Não ignoro o risco de uma escalada de violência que pode levar a impasses. Mas alguém acredita realmente que o lado de lá vai esperar que reunamos condições ideais para apeá-los do poder?
Há pouco tempo, o campo progressista se estatelou contra uma muralha antireformista colocada em marcha antes mesmo que a Constituição Federal fosse aprovada. Ao longo desse tempo, temos visto antigos revolucionários cedendo táticamente ao reformismo. Embora o neoliberalismo tenha sido colocado em cheque, também nossa prática o foi. Agora, de reformistas, nos apegamos desesperadamente a uma pauta conservadora (ou mesmo formalmente reacionária, vide reversão da reforma da previdência). Quem avança é o campo politicamente reacionário. E não existe no horizonte qualquer vislumbre que iremos deter seu avanço.
Por que haveriam, novas gerações, de acreditar que os que seguem à frente das lutas sociais são capazes de apontar as melhores vias e métodos?
Também nesse contexto é apropriado invocar o tema da desmilitarização da polícia. A meu ver, é ela que justifica a violência e fomenta o crime organizado. Parte do que embala a existência da polícia é a exclusão política, social e econômica e ela existe para proteger o status quo que é venal, e não as liberdades.
Lamento que companheiros se entusiasmem em ponderar sobre erro e acerto de táticas violentas CONTRA COISAS quando temos um estado assassino que mata tanto ou mais que algumas guerras civis mundo afora. Violenta é a fome, dizia um amigo, o descaso, a corrupção, as discriminações, a criminalização dos movimentos.
Não pratico e não proponho uso da força (pelo menos por ora). Mas considero um contrassenso pautarmos como preliminar que Black Blocs e congêneres (exceto os bandidos “à paisana”) não podem depredar. Quantos desses agrediram pessoas que estavam se manifestando? Não soube de um caso, sequer. Então, podem não concordar com o que defendo, ou não estarem alinhados à minha luta pontualmente, mas estão longe, mas muito longe mesmo de serem meus adversários.

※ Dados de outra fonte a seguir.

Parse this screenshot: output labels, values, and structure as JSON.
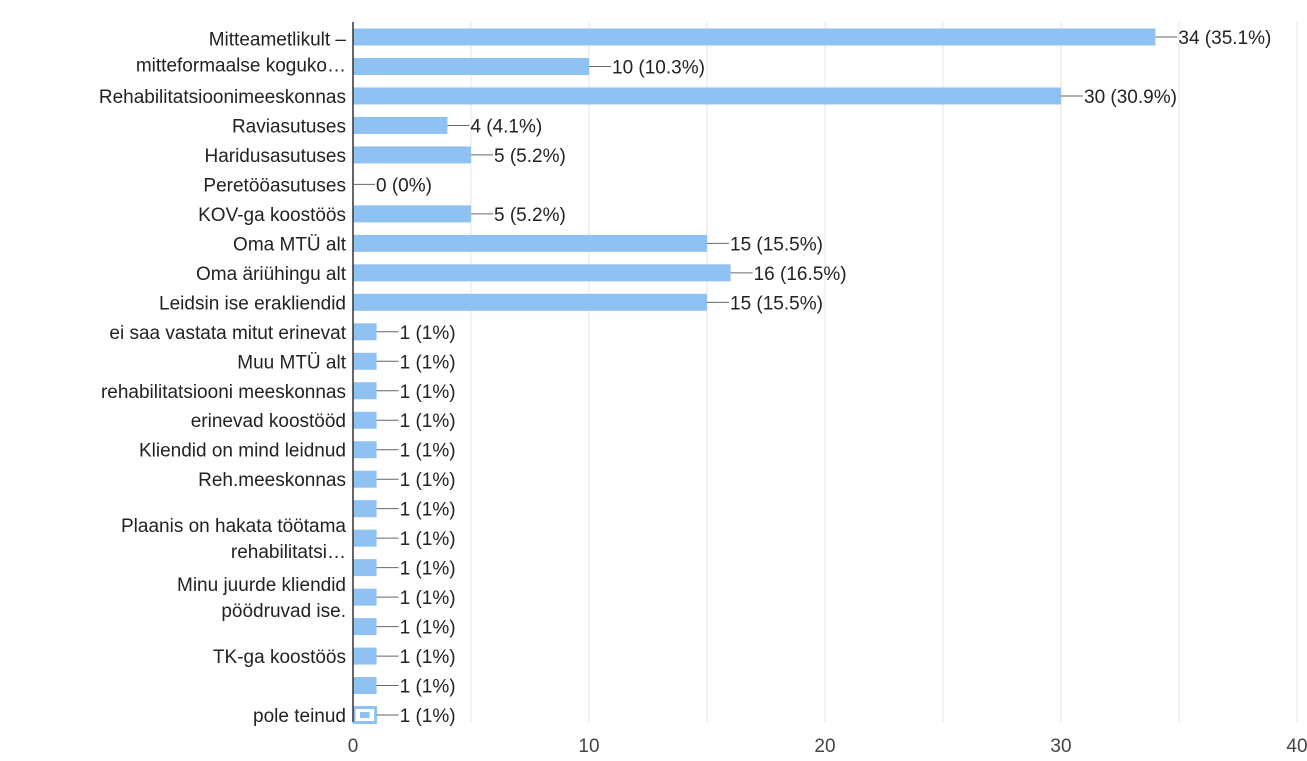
{
  "chart_data": {
    "type": "bar",
    "orientation": "horizontal",
    "categories": [
      "Mitteametlikult – mitteformaalse koguko…",
      "",
      "Rehabilitatsioonimeeskonnas",
      "Raviasutuses",
      "Haridusasutuses",
      "Peretööasutuses",
      "KOV-ga koostöös",
      "Oma MTÜ alt",
      "Oma äriühingu alt",
      "Leidsin ise erakliendid",
      "ei saa vastata mitut erinevat",
      "Muu MTÜ alt",
      "rehabilitatsiooni meeskonnas",
      "erinevad koostööd",
      "Kliendid on mind leidnud",
      "Reh.meeskonnas",
      "",
      "Plaanis on hakata töötama rehabilitatsi…",
      "",
      "Minu juurde kliendid pöödruvad ise.",
      "",
      "TK-ga koostöös",
      "",
      "pole teinud"
    ],
    "category_lines": [
      [
        "Mitteametlikult –",
        "mitteformaalse koguko…"
      ],
      [],
      [
        "Rehabilitatsioonimeeskonnas"
      ],
      [
        "Raviasutuses"
      ],
      [
        "Haridusasutuses"
      ],
      [
        "Peretööasutuses"
      ],
      [
        "KOV-ga koostöös"
      ],
      [
        "Oma MTÜ alt"
      ],
      [
        "Oma äriühingu alt"
      ],
      [
        "Leidsin ise erakliendid"
      ],
      [
        "ei saa vastata mitut erinevat"
      ],
      [
        "Muu MTÜ alt"
      ],
      [
        "rehabilitatsiooni meeskonnas"
      ],
      [
        "erinevad koostööd"
      ],
      [
        "Kliendid on mind leidnud"
      ],
      [
        "Reh.meeskonnas"
      ],
      [],
      [
        "Plaanis on hakata töötama",
        "rehabilitatsi…"
      ],
      [],
      [
        "Minu juurde kliendid",
        "pöödruvad ise."
      ],
      [],
      [
        "TK-ga koostöös"
      ],
      [],
      [
        "pole teinud"
      ]
    ],
    "values": [
      34,
      10,
      30,
      4,
      5,
      0,
      5,
      15,
      16,
      15,
      1,
      1,
      1,
      1,
      1,
      1,
      1,
      1,
      1,
      1,
      1,
      1,
      1,
      1
    ],
    "data_labels": [
      "34 (35.1%)",
      "10 (10.3%)",
      "30 (30.9%)",
      "4 (4.1%)",
      "5 (5.2%)",
      "0 (0%)",
      "5 (5.2%)",
      "15 (15.5%)",
      "16 (16.5%)",
      "15 (15.5%)",
      "1 (1%)",
      "1 (1%)",
      "1 (1%)",
      "1 (1%)",
      "1 (1%)",
      "1 (1%)",
      "1 (1%)",
      "1 (1%)",
      "1 (1%)",
      "1 (1%)",
      "1 (1%)",
      "1 (1%)",
      "1 (1%)",
      "1 (1%)"
    ],
    "xlim": [
      0,
      40
    ],
    "xticks": [
      0,
      10,
      20,
      30,
      40
    ],
    "grid": "vertical",
    "bar_color": "#8fc1f2",
    "leader_color": "#666666",
    "grid_color": "#e6e6e6",
    "axis_color": "#333333",
    "last_bar_selected": true,
    "title": "",
    "xlabel": "",
    "ylabel": ""
  }
}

Parece até que o capitalismo no país não é predatório, violento. Essa leitura rasa de que violência material é tão grave quando as humanas é de uma infelicidade dolorosa.
BB são mais plausíveis que a luta armada, pois não está em questão a tomada de poder, apenas o transtorno cívico e material. Considerando a vocação absolutamente patrimonialista do capitalismo, não estão indo na veia, mas estão apenas falando uma língua que os opressores entendem muito bem. A tomar pelo pavor da mídia, braço ideológico da elite, entendem melhor do que a movimentação ordeira e pacífica que já faz parte da paisagem que está muito pouco preocupado com as prioridades efetivas da população.
Como uma dose quase inócua do próprio veneno do opressor que não vai destruir, mas gera contratempos e inconvenientes.
Pessoalmente, acho a tática dos BB menos nocivas e mais interessantes que as conciliações de classe à qual aderiram setores dos movimentos organizados, em particular o sindical.
Reações como Black Blocs existem, inclusive, porque as soluções "pacíficas e ordeiras" têm sido incapazes de produzir (ou conquistar) democracias saudáveis, livres da tutela e truculência.